Membre de l’ANAD (Alliance nationale pour l’alternance démocratique) qui regroupe plusieurs partis politiques et mouvement dont l’UGDD, qui accompagne l’UFDG, Bogola Haba a expliqué sa théorie sur le chiffre 59% de la CENI et 53% de l’UFDG. Pour l’arbitrage, il compte sur la Cour constitutionnelle.
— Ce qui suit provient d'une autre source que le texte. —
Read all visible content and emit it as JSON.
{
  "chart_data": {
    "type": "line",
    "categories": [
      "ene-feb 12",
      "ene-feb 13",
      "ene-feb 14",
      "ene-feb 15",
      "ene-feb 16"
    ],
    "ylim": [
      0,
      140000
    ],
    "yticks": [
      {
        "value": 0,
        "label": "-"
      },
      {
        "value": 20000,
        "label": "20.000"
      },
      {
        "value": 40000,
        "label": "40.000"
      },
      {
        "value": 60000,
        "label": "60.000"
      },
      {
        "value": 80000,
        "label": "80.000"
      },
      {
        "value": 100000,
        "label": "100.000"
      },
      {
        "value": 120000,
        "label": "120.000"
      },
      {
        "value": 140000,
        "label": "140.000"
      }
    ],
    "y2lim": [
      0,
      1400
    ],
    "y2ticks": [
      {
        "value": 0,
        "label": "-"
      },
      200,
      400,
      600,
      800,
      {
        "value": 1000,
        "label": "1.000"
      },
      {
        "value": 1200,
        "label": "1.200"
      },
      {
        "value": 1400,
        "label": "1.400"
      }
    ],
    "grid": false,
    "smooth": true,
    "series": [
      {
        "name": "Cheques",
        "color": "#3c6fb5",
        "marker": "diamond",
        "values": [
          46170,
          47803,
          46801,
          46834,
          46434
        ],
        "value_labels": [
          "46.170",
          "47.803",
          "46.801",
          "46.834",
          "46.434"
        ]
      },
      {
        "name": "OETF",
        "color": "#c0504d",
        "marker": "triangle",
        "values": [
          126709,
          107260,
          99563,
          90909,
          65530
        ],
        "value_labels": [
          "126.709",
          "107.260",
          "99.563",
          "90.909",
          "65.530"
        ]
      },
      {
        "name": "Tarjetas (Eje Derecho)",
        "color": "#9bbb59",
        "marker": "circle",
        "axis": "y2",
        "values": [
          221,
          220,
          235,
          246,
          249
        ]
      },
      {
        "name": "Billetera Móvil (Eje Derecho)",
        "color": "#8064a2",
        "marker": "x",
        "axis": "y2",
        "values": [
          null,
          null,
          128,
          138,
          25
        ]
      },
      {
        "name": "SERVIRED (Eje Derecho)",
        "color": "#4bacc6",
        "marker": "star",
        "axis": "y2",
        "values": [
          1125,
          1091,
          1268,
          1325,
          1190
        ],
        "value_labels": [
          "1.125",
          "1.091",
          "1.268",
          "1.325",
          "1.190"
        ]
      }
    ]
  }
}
« L’histoire du chiffre 59% a été préparée avant l’élection, l’histoire dit que Cellou Dalein Diallo est un candidat communautaire, il ne gagne qu’à Ratoma, Dixinn et au Foutah, donc ce n’est pas un candidat national. Derrière, il y a eu des menaces à l’encontre de l’armée : si vous laissez ce monsieur devenir Président, c’est sa communauté qui vote pour lui depuis 2010, (Rachid Ndiaye l’a dit sur Rfi), c’est sa communauté qui va gouverner. À la communauté internationale, on dit : si vous laissez ce monsieur devenir Président, la Guinée deviendra le siège du Djihadisme, du terrorisme, voilà l’histoire derrière le chiffre 59%. Pendant la campagne, Alpha Condé a dit à Coyah : Si vous laissez ce monsieur prendre le pouvoir, vous allez perdre toutes vos terres. A Kankan, il dit de faire attention au péril peul. Il fallait traduire cette histoire en chiffres ». Pour soutenir sa théorie, sieur Haba donne l’exemple de la publication des premiers résultats par la CENI à Kaloum, Matam, Matoto et Boffa, pour montrer que Cellou « n’a pas gagné dans les zones qui ne sont pas dominées par sa communauté ».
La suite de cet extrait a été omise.